L'ex-mentor de Michael sauta sur Eau qui ne s'était pas encore relevée pour reprendre le clé. Cette dernière se débattit tant bien que mal, repoussant de peu son adversaire. Elle se releva aussitôt et lui envoya un crochet du droite bien placé. Terre recula de plusieurs pas, abasourdi par le choc. Voyant que son coup avait fait mouche, elle lui en remit un deuxième, puis un troisième.

- Stop ! hurla Terre, un rictus de douleur couvrant son visage.

La mentore de Juliette ne s'arrêta pas. Au contraire, elle y mit d'autant plus de force. Toute sa haine envers son ennemi était contenue dans ses attaques, qui semblaient de plus en plus intenses et répétitives.

Tout d'un coup, Terre sauta au-dessus de son ennemie, atterri derrière elle, lui prit un bras et la jeta à l'autre bout du tunnel, cinq mètres plus loin. Cette dernière percuta la roche, lui coupant le souffle.

- Tu pensais vraiment être plus forte que moi ? ricana l'esprit traitre. Finis de jouer maintenant. Donne-moi la clé ou je serais obligé de te faire du mal.

- Je ne te donnerai jamais la clé de mon plein gré. Je ne trahirai jamais les autres, mieux vaut mourir plutôt que de vivre sans honneur.

- Si on doit en arriver jusqu'à là pour un pauvre petit objet... soupira le mentor de Michael avec une moue exagérée.

Il agita les mains, et des piques de pierre sortirent du sol, enfermant Eau entre eux et la paroi de la montagne derrière elle.

- Que fais-tu ? s'indigna cette dernière.

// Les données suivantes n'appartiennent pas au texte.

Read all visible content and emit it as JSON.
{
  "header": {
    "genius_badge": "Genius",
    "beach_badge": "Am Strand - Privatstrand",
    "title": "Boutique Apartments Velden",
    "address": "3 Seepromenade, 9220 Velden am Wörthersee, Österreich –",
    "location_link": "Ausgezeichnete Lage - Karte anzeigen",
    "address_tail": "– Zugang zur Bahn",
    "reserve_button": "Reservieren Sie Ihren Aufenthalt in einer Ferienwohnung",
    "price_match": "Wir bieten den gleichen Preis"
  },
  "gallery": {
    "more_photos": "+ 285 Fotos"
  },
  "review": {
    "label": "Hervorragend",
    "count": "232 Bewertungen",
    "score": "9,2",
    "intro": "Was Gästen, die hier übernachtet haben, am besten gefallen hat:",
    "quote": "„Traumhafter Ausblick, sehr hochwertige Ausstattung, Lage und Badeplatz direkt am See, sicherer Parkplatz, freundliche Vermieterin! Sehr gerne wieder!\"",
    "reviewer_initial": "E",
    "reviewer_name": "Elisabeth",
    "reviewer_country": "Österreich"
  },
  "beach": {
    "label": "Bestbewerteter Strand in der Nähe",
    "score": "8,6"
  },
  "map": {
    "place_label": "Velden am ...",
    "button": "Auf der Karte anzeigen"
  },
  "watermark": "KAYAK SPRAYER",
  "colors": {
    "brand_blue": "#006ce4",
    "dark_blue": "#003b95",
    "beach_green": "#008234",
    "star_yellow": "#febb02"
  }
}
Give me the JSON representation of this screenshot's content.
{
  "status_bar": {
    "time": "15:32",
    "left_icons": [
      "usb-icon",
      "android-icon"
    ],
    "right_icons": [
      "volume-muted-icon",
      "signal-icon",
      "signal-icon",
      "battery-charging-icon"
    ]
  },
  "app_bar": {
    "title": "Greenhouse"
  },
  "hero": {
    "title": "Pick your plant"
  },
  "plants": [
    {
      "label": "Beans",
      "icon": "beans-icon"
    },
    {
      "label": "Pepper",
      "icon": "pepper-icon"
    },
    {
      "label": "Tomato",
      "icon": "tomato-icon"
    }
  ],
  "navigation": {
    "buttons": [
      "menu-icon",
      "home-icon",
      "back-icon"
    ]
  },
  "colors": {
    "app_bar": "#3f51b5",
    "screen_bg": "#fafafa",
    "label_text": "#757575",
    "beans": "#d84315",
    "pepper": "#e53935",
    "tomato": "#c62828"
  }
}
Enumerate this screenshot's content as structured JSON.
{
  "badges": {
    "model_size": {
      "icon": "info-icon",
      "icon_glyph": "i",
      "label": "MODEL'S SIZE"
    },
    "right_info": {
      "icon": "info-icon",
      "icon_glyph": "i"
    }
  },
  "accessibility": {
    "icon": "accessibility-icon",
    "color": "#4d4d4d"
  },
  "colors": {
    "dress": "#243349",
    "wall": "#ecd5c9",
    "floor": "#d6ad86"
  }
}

- Je fais ce que je dois faire pour que tu ne détruises pas notre plan, fit son interlocuteur d'un ton neutre.

- Libère-moi !

- Et puis quoi encore ? Si c'est pour que tu me frappes encore et encore, tu es très bien là où tu es.

Il s'approcha d'elle et lui donna un grand coup de poing sur la tête, ce qui l'étourdie un peu. Il profita de ce court instant pour lui prendre la clé et la replacer à son endroit initiale.

- Merci de ton aide, nous nous reverrons peut-être bientôt, la nargua-t-il.

Puis il agita les mains, et de gros rochers dégringolèrent tout autour de la mentor, bouchant totalement la galerie.

Terre, lui, observa un court instant ce qu'il venait de faire puis repartit d'un pas tranquille, satisfait de son travail. Ténèbrès allait être content.